O grime não existe apenas enquanto gênero musical. Todo o seu contexto e ecossistema são necessários para o seu entendimento total. Ele surge da experimentação, feito por jovens que faziam parte da cena eletrônica e criaram uma sonoridade que fazia mais sentido para o contexto deles. Influenciados, entre outras coisas, pelo rap americano — uma continuação dessa tradição, com certeza não.

"O grime deve ser o seu próprio gênero."
- Santan Dave
Dizzee Rascal no estúdio, 2002 (foto: James Pearson-Howes)

No livro Grime Kids é narrado como as vidas dos pioneiros na criação do grime acompanharam o desenvolvimento da cena eletrônica de Londres. Ainda jovens, eles — o livro é escrito por DJ Target e com “eles”, quero dizer Target e seus amigos mais próximos, como Wiley e Maxwell D — viveram o rolê do jungle e tiveram as suas primeiras tentativas com as rádios piratas. 

Eles acompanharam a transformação da cena com a chegada do UK garage, e foi a primeira vez que se viram representados na televisão, com os clipes da So Solid Crew. Percebendo a potência do UK garage, fizeram a transição criando o Ladies Hit Squad, que viria a se transformar no Pay As U Go Cartel, responsável pela faixa “Know We”, uma das mais importantes para a construção da sonoridade do grime.

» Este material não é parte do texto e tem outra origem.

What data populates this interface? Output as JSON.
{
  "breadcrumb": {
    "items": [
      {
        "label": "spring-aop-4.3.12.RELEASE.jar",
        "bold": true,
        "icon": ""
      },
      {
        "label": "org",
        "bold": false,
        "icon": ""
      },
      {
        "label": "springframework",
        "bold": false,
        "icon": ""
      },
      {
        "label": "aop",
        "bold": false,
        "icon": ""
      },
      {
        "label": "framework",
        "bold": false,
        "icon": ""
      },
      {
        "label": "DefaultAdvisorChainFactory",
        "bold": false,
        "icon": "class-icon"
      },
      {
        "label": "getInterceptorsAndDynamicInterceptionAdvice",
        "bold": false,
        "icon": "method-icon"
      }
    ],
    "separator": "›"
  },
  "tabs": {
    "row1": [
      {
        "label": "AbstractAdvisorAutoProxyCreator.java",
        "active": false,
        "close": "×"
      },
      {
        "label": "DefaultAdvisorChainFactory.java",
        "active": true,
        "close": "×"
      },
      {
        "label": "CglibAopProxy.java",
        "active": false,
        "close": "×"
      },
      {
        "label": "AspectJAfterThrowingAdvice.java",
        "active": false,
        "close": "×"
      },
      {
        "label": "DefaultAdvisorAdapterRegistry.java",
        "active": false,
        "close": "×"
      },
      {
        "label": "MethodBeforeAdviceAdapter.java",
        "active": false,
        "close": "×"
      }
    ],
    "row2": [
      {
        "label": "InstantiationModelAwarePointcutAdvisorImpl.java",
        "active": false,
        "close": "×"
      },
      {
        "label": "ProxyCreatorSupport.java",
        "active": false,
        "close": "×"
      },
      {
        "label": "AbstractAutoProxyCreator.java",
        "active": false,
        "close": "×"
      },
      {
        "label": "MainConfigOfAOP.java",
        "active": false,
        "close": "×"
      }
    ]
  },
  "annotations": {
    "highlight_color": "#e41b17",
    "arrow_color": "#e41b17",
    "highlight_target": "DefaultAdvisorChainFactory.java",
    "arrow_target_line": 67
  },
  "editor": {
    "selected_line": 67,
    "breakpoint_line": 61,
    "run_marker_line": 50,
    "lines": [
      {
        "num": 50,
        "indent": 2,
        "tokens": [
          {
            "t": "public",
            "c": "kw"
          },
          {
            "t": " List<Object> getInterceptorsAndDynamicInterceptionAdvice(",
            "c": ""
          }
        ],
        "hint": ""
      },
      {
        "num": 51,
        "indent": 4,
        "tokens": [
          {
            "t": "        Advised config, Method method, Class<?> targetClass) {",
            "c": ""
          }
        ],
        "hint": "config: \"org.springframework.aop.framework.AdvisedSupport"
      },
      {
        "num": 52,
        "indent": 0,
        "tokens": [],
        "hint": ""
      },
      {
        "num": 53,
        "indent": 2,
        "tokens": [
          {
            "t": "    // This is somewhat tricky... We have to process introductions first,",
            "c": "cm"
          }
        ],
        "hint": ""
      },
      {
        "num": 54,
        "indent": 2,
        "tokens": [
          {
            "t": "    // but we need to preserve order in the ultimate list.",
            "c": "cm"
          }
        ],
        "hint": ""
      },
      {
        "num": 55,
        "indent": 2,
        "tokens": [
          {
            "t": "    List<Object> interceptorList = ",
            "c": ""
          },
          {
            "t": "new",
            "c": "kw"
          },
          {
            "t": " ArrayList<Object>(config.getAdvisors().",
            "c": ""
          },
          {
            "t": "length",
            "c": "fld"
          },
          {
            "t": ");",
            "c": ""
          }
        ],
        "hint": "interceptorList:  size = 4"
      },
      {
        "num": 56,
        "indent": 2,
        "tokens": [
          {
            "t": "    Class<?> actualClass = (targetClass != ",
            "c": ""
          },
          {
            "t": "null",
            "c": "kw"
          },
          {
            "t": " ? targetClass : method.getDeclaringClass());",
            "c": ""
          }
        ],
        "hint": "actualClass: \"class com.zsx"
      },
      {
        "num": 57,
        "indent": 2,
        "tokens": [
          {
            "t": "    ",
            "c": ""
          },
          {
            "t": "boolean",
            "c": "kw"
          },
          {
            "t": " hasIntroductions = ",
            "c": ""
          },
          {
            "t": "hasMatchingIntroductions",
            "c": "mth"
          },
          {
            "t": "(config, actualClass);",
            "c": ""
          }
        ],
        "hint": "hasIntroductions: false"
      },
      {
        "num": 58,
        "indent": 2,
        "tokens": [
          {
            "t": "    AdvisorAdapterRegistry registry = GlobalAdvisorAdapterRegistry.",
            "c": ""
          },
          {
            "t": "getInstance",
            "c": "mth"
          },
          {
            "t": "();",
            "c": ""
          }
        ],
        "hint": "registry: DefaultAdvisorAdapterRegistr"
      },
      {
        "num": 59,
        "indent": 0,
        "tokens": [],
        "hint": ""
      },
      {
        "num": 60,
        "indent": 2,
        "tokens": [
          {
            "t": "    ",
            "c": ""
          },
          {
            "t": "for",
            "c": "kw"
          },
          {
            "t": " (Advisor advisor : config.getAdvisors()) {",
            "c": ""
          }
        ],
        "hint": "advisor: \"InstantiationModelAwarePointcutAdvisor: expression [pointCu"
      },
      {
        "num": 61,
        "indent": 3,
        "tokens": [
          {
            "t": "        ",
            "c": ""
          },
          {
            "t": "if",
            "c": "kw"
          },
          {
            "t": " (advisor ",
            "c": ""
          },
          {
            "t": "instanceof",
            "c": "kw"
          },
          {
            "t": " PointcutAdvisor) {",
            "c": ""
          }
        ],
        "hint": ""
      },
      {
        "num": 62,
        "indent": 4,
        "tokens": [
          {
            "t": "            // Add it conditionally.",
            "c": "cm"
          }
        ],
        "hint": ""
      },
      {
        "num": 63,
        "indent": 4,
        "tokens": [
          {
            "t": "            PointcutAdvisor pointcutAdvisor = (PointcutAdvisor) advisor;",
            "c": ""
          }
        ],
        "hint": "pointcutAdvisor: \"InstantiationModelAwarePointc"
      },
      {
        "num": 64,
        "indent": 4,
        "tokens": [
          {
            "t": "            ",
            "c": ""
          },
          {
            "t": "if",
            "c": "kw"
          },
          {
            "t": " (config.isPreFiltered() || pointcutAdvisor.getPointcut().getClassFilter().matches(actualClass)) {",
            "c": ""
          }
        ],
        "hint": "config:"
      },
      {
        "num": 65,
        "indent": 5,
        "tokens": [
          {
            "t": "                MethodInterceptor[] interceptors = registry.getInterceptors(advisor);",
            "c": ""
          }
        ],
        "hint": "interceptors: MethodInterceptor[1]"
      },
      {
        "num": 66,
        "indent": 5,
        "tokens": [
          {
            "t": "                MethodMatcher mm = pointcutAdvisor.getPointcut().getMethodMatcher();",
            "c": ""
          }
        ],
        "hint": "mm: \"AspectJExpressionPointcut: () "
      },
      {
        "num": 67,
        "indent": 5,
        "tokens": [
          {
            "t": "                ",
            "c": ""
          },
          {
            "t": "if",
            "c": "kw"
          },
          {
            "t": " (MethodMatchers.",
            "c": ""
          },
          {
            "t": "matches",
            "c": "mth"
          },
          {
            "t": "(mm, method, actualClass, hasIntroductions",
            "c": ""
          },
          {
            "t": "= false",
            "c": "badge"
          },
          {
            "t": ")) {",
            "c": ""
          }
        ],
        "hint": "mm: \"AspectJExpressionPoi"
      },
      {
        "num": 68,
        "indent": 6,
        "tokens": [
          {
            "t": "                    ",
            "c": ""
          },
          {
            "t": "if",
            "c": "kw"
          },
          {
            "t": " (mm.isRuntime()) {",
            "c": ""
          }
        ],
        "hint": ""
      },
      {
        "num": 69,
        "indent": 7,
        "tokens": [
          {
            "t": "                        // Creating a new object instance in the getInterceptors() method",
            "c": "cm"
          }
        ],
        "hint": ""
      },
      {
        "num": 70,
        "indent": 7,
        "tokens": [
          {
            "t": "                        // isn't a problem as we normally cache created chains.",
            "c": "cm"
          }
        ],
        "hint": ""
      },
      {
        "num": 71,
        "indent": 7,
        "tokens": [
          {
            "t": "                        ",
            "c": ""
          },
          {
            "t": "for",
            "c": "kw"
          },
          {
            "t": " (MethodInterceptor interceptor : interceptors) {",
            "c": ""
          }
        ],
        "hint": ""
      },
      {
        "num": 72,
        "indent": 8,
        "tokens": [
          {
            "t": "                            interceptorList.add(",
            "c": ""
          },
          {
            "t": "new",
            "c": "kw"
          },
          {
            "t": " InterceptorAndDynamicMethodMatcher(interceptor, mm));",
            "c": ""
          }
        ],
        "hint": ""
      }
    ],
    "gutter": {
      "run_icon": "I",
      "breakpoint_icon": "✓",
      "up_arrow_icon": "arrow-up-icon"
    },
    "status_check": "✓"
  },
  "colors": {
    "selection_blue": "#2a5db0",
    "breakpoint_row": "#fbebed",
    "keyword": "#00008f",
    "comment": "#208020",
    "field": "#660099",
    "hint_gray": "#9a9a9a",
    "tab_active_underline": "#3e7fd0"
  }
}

Nesse momento, a cena do UK garage já estava mudando, com mais espaço nos instrumentais para os MCs, que agora eram a peça central. Target, em seu livro, fala sobre o grime em relação com o UK garage:

"Era diferente. Primeiramente, era sobre os MCs (...) Tinha uma energia de jungle no que dizia respeito à dinâmica entre o DJ e o MC." (...) "Nos novos beats do Wiley, você podia ouvir as influências do hip hop e do ragga, mas ainda era um som muito britânico." (tradução livre, DJ Target, Grime Kids)

Esses artistas mastigaram das mais diversas influências, mas a intenção deles ultimamente era criar uma sonoridade que fosse representativa da juventude londrina periférica. O grime não se propõe a ser uma releitura, muito menos uma continuação de nenhum desses outros gêneros.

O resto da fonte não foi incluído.